I refer to “US probes ‘horrifying and heartbreaking’ deaths of 50 migrants found in sweltering lorry” ( June 28).

Through the countless comments posted online, one sees how often migrants (and even refugees) are callously criticised, with presumptions they’ll become permanent burdens on their new host nation. But then that no longer matters when these same migrants die in their attempt at achieving sanctuary, be it “economic” or actual life-saving refuge.

Often overlooked by their critics is that many migrants are leaving their homes due to global-warming-related chronic crop failure in the southern hemisphere, widely believed to be caused by the northern hemisphere’s chronic fossil-fuel burning, dating back to the Industrial Revolution. Regardless of the circumstances, though, the land- and water-based border-guard confrontations increasingly appearing in the news are scary.
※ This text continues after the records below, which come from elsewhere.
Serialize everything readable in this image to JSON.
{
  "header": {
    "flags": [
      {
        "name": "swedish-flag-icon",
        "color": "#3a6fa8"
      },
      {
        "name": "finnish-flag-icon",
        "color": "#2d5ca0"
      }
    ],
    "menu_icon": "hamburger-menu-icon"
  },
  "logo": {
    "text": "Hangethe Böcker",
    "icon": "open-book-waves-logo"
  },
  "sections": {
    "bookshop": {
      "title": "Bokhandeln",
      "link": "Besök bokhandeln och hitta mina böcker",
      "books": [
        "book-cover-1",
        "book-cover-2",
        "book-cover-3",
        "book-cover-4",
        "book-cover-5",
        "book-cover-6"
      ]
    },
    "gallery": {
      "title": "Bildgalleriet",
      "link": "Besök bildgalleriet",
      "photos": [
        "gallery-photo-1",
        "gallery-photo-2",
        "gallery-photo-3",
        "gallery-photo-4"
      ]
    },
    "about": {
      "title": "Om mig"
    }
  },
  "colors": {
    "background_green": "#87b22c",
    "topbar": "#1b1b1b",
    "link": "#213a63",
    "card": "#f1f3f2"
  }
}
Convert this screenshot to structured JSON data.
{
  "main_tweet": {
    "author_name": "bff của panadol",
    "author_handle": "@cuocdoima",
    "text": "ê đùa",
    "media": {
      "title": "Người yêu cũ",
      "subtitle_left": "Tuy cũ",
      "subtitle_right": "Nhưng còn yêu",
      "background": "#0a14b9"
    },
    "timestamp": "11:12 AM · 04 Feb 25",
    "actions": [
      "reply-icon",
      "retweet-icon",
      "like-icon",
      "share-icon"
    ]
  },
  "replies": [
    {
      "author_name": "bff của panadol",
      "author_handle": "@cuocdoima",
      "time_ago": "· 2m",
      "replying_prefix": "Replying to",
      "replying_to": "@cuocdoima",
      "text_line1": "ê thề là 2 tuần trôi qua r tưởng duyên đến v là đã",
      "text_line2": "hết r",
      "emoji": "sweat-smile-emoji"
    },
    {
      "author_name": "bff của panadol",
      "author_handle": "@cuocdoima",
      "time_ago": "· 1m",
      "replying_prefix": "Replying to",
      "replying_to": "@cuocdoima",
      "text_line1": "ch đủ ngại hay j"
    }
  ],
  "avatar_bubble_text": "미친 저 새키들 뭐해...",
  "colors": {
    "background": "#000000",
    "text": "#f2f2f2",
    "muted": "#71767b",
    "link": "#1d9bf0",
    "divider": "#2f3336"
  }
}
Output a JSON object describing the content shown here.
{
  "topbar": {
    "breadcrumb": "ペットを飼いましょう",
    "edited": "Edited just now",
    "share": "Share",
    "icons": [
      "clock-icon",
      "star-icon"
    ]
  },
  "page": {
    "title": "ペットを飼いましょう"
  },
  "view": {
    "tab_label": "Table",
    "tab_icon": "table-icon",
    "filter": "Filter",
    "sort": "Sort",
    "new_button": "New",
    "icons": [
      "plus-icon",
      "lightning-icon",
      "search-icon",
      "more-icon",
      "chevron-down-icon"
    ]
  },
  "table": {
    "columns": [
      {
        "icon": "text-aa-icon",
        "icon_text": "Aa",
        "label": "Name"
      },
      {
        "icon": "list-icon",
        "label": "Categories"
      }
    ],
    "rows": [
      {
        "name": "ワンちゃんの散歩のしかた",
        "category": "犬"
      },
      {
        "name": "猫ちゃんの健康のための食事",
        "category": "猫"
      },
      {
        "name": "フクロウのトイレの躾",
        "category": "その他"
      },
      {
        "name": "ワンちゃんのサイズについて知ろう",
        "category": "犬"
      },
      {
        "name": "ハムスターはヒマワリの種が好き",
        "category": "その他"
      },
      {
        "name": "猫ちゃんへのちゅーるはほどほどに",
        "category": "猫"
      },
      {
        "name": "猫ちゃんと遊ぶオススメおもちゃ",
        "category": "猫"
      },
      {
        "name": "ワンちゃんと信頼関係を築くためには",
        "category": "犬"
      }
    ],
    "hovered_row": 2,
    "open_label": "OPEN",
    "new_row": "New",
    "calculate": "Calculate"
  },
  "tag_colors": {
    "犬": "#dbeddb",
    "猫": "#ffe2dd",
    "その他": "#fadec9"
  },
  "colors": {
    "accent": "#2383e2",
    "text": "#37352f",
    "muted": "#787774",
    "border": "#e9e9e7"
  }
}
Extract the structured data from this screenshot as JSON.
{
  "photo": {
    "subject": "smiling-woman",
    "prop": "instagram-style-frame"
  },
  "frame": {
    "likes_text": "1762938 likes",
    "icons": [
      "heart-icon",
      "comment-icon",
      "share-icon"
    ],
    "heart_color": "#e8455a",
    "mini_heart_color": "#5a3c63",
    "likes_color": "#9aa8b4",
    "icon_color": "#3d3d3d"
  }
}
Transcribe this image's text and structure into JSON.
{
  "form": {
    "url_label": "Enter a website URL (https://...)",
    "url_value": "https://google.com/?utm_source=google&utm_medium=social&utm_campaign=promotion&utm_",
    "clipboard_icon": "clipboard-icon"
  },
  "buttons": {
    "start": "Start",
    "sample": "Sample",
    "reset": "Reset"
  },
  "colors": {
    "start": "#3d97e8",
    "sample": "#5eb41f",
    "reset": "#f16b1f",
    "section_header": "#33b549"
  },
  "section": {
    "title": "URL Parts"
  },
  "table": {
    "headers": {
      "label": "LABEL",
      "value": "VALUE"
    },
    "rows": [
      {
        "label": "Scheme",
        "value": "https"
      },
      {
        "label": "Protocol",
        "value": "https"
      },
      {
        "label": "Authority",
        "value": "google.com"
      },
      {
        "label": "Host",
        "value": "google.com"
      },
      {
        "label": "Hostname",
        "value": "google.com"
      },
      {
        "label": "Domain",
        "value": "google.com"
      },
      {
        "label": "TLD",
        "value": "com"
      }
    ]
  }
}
Tragically, it’s as though some people, however precious their souls, can be perceived and treated by a large swathe of an otherwise free, democratic and relatively civilised society as though they are somehow disposable and, by extension, their suffering is somehow less worthy of external concern. Perhaps it’s similar to how human smugglers perceive their cargo when choosing that most immoral line of business.

Albeit perhaps on a subconscious level, there is also an inhumane devaluation in the attitudes of external nations (usually of the Western world) towards the daily civilian lives devastatingly lost in war zones and famine-stricken nations: the worth of such life will be measured by its overabundance and/or the protracted conditions under which it suffers. Often enough, those people will eventually receive meagre column inches on the back page of First World newspapers.

Frank Sterle Jnr, British Columbia, Canada

US lawmakers must end gun violence

Dismantle the National Rifle Association (NRA), ban the sale of assault weapons to civilians, tighten background checks and, again, dismantle the NRA, which values gun ownership over the lives of humans, particularly children.

Congress must do the right thing – what they were elected to do. If not, we will surely become a Third World country (if we aren’t already)!